Download a bundle with `download_pretrained`; the returned folder is what you pass
as `model_folder_path`:

```python
from terra import download_pretrained

model_dir = download_pretrained("Lotfollahi-lab/TERRA-96M")          # latest
model_dir = download_pretrained("Lotfollahi-lab/TERRA-96M", revision="v1.0")  # pin a tag/commit
```

Because the gene-reference files are part of the bundle, harmonization at
inference time reproduces the tokenization the model was trained with — no
external file paths are required.

## In-silico perturbation

`perturb_dataset` edits the gene tokens of a tokenized `dataset`; re-embedding the
result with `embed_dataset` shows how the perturbation moves cells in latent
space. Each edit is one row of a small `perturb_df`:

| Column | Meaning |
| --- | --- |
| `perturbed_cell_id` | the cell to edit, or `"all"` for every cell |
| `perturbed_ensembl_id` | the gene to edit (Ensembl ID), or `"all"` for the whole panel |
| `perturbation_target` | `"cell"` or `"neighborhood"` (see below) |
| `perturbation_type` | `"knockout"` or `"foldchange"` (see below) |
| `foldchange` | the multiplier for `foldchange` rows (use `np.nan` for knockout) |

**Perturbation type** — *what* happens to the targeted expression:

- `knockout` sets it to zero (simulates removing the gene).
- `foldchange` multiplies it by `foldchange` (e.g. `0.5` to halve, `2.0` to double).

**Perturbation target** — *where* the edit is applied. Each cell is tokenized
together with its spatial neighbors, so a sequence has two parts:

- `cell` edits the cell's own gene tokens (its intrinsic expression).
- `neighborhood` edits the tokens contributed by the cell's spatial neighbors
  (its microenvironment), leaving the cell itself untouched.
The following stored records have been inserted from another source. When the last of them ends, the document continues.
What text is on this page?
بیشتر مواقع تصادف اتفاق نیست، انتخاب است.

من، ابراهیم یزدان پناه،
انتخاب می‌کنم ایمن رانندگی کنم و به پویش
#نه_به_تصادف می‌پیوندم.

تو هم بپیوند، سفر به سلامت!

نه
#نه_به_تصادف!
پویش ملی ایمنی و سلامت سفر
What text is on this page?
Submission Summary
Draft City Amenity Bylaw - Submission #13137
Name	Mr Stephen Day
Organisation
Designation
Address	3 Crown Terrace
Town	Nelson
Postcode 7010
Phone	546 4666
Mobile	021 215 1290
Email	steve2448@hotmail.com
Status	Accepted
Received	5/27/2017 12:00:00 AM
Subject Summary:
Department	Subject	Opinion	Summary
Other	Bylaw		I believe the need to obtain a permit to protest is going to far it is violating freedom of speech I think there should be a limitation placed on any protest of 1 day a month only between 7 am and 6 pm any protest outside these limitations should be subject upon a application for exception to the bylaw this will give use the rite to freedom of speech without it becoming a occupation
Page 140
**Scope** — `perturbed_cell_id` and `perturbed_ensembl_id` each accept a specific
value or `"all"` (every cell / the whole panel). Multiple rows are applied
together, so you can combine edits in a single run.

```python
import numpy as np
import pandas as pd
from terra import perturb_dataset, embed_dataset

# Halve all genes and knock out one gene, for every cell, applied to the cell
# itself. Add `perturbation_target="neighborhood"` rows to perturb the context.
perturb_df = pd.DataFrame([
    {"perturbed_cell_id": "all", "perturbed_ensembl_id": "all",
     "perturbation_target": "cell", "perturbation_type": "foldchange", "foldchange": 0.5},
    {"perturbed_cell_id": "all", "perturbed_ensembl_id": "ENSG00000136997",  # a gene from your panel
     "perturbation_target": "cell", "perturbation_type": "knockout", "foldchange": np.nan},
])

perturbed = perturb_dataset(dataset, perturb_df, model_folder_path=model_dir)
emb = embed_dataset(perturbed, model_folder_path=model_dir)
# Compare emb["cell_emb"] / emb["neighborhood_emb"] against the unperturbed run.
```

Pass `return_only_perturbed_cells=True` to get back just the edited cells. See
the {doc}`tutorials` (downstream analysis) for a worked before/after comparison.

## Citation

If you use TERRA in your research, please cite the manuscript (in preparation). A
BibTeX entry and DOI will be added on publication.